Guanolied.
1. Ich weiß eine friedliche Stelle
Im schweigenden Ocean,
Krystallklar schäumet die Welle
Im Felsengestade hinan.
Im Hafen erschaust du kein Segel,
Keines Menschen Fußtritt am Strand;
Viel tausend reinliche Vögel,
Sie hüten das einsame Land.
2. Sie sitzen in frommer Beschauung,
Kein einz’ger versäumt seine Pflicht.
Gesegnet sei ihre Verdauung
Und flüssig als wie ein Gedicht!
Die Vögel sind all’ Philosophen,
Ihr oberster Grundsatz gebeut:
Den Leib halt’ jederzeit offen,
Und Alles Andre gedeiht!
S. 81
3. Was die Väter geräuschlos begonnen,
Die Enkel vollenden das Werk;
Geläutert von tropischen Sonnen,
Schon thürmt es empor sich zum Berg.
Sie sehen im rosigsten Lichte
Die Zukunft, und sprechen in Ruh’:
Wir bauen im Lauf der Geschichte
Noch den ganzen Ocean zu.
4. Und die Anerkennung der Besten
Fehlt ihren Bestrebungen nicht,
Denn fern im schwäbischen Westen
Der Böblinger Repsbauer spricht:
Gott segn’ euch, ihr trefflichen Vögel,
An ferner Guanoküst’,
Trotz meinem Landsmann, dem Hegel,
Schafft ihr den gediegensten Mist!
Scheffel.
Geschichte / Kommentar:
Den vorläufigen Kommentar (wird noch
aufgearbeitet) übernehmen wir von Wikipedia (Juni 2021) die
wiederum ihren Beitrag nach Meyers Konversations-Lexikon, 4. Auflage
von 1888 bis 1890 gestltet haben:
Unter den späteren Produktionen Scheffels
fanden die humoristischen Lieder und Balladen, die in Gaudeamus
(Stuttgart 1868) gesammelt erschienen, wegen ihrer geistreichen Frische
und ihres kecken studentischen Tons, außerordentlichen Beifall.
So schloss er sich beispielsweise mit sei-nem Spottgedicht Guano der
damals unter Gebildeten verbreiteten Kritik an Hegel an.[9]

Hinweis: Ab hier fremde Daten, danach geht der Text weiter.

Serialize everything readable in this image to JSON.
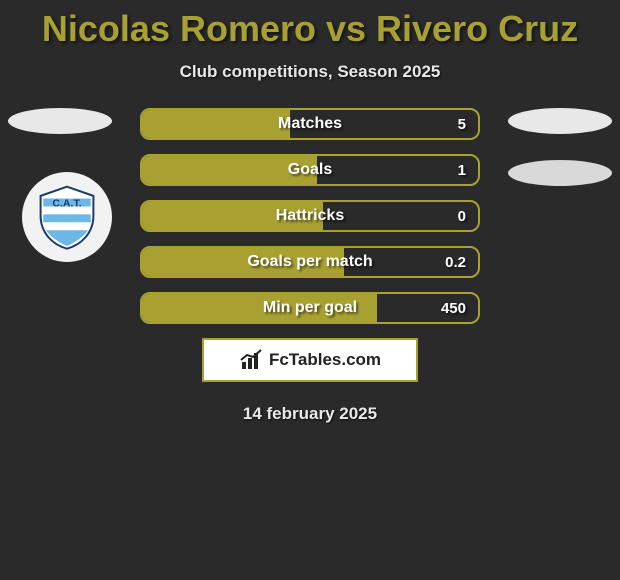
{
  "title": "Nicolas Romero vs Rivero Cruz",
  "subtitle": "Club competitions, Season 2025",
  "date": "14 february 2025",
  "colors": {
    "accent": "#a8a132",
    "bg": "#2a2a2a",
    "text": "#e8e8e8",
    "ellipse": "#e8e8e8"
  },
  "club_badge": {
    "name": "CAT",
    "primary": "#6bb8e8",
    "secondary": "#ffffff"
  },
  "stats": [
    {
      "label": "Matches",
      "value": "5",
      "fill_pct": 44
    },
    {
      "label": "Goals",
      "value": "1",
      "fill_pct": 52
    },
    {
      "label": "Hattricks",
      "value": "0",
      "fill_pct": 54
    },
    {
      "label": "Goals per match",
      "value": "0.2",
      "fill_pct": 60
    },
    {
      "label": "Min per goal",
      "value": "450",
      "fill_pct": 70
    }
  ],
  "logo": {
    "text": "FcTables.com"
  }
}
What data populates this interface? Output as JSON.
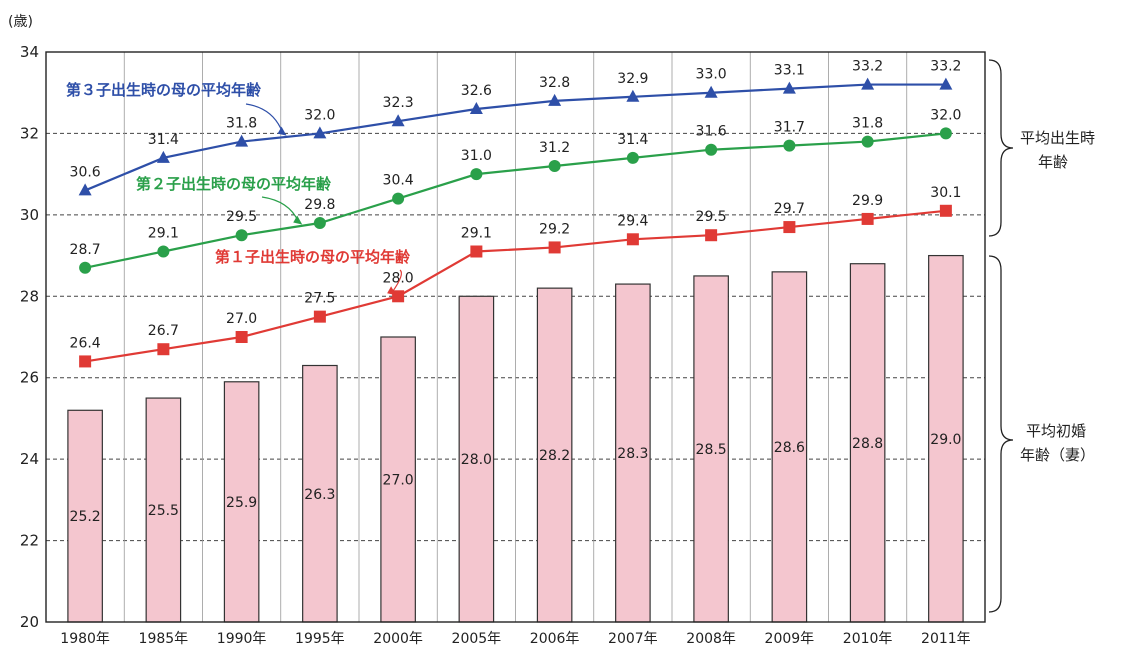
{
  "chart_data": {
    "type": "bar",
    "unit": "(歳)",
    "categories": [
      "1980年",
      "1985年",
      "1990年",
      "1995年",
      "2000年",
      "2005年",
      "2006年",
      "2007年",
      "2008年",
      "2009年",
      "2010年",
      "2011年"
    ],
    "ylim": [
      20,
      34
    ],
    "yticks": [
      "20",
      "22",
      "24",
      "26",
      "28",
      "30",
      "32",
      "34"
    ],
    "grid": true,
    "bars": {
      "values": [
        25.2,
        25.5,
        25.9,
        26.3,
        27.0,
        28.0,
        28.2,
        28.3,
        28.5,
        28.6,
        28.8,
        29.0
      ],
      "labels": [
        "25.2",
        "25.5",
        "25.9",
        "26.3",
        "27.0",
        "28.0",
        "28.2",
        "28.3",
        "28.5",
        "28.6",
        "28.8",
        "29.0"
      ],
      "color": "#f4c6cf"
    },
    "series": [
      {
        "name": "第３子出生時の母の平均年齢",
        "color": "#2e4fa8",
        "marker": "triangle",
        "values": [
          30.6,
          31.4,
          31.8,
          32.0,
          32.3,
          32.6,
          32.8,
          32.9,
          33.0,
          33.1,
          33.2,
          33.2
        ],
        "labels": [
          "30.6",
          "31.4",
          "31.8",
          "32.0",
          "32.3",
          "32.6",
          "32.8",
          "32.9",
          "33.0",
          "33.1",
          "33.2",
          "33.2"
        ]
      },
      {
        "name": "第２子出生時の母の平均年齢",
        "color": "#2aa04a",
        "marker": "circle",
        "values": [
          28.7,
          29.1,
          29.5,
          29.8,
          30.4,
          31.0,
          31.2,
          31.4,
          31.6,
          31.7,
          31.8,
          32.0
        ],
        "labels": [
          "28.7",
          "29.1",
          "29.5",
          "29.8",
          "30.4",
          "31.0",
          "31.2",
          "31.4",
          "31.6",
          "31.7",
          "31.8",
          "32.0"
        ]
      },
      {
        "name": "第１子出生時の母の平均年齢",
        "color": "#e03a35",
        "marker": "square",
        "values": [
          26.4,
          26.7,
          27.0,
          27.5,
          28.0,
          29.1,
          29.2,
          29.4,
          29.5,
          29.7,
          29.9,
          30.1
        ],
        "labels": [
          "26.4",
          "26.7",
          "27.0",
          "27.5",
          "28.0",
          "29.1",
          "29.2",
          "29.4",
          "29.5",
          "29.7",
          "29.9",
          "30.1"
        ]
      }
    ],
    "bracket_labels": {
      "lines_line1": "平均出生時",
      "lines_line2": "年齢",
      "bars_line1": "平均初婚",
      "bars_line2": "年齢（妻）"
    }
  }
}
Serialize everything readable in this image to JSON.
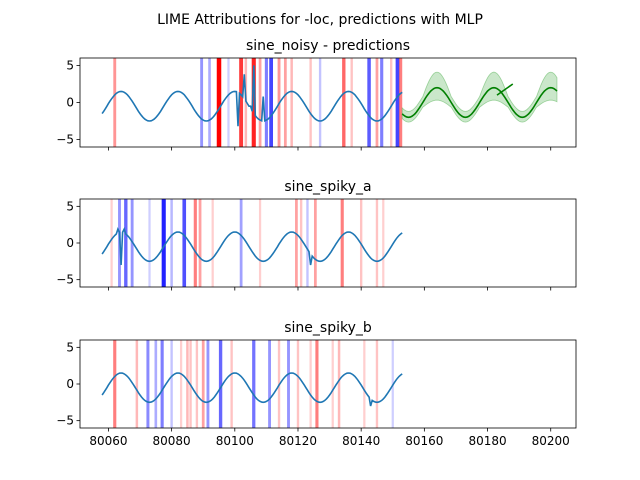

( Anm.: 9: Heinz Dieter Kittsteiner: Deutscher
Idealismus. In: Etienne François, Hagen Schulze (Hrsg.):
Deutsche Erinnerungsorte. Band 1. C.H. Beck, München 2009, ISBN
978-3-406-59141-9, S. 175 (eingeschränkte Vorschau in der
Google-Buchsuche).]
In dem Lied beschreibt er die Entstehung von
Vogeldung (Guano) auf einer Ozeaninsel und lässt zum Schluss einen
Böblinger Repsbauern sagen:
Gott segn' euch, ihr trefflichen Vögel,
An der fernen Guanoküst', -
Trotz meinem Landsmann, dem Hegel,
Schafft ihr den gediegensten Mist!
Gefunden haben wir das Lied tatsächlich in
den u. a. Liederbüchern. Es wurde geungen nach der Melodie
„Ich weiß nicht, was soll es bedeuten“.
Quelle:
Ein Liederbuch für Naturforscher und Aerzte.
Als Festgabe für die Mitglieder der 41. Versammlung in Frankfurt
a. M. vom 18. bis zum 24. September 1867, Frankfurt a. M. J. D.
Sauerländer’s Verlag 1867. S. 80f.
Feuerwehr-Liederbuch. Universal-Bibliothek 2995,
Verlag von Philipp Reclam jun. Leipzig o. J. (um 1900) Nr. 65, S. 62.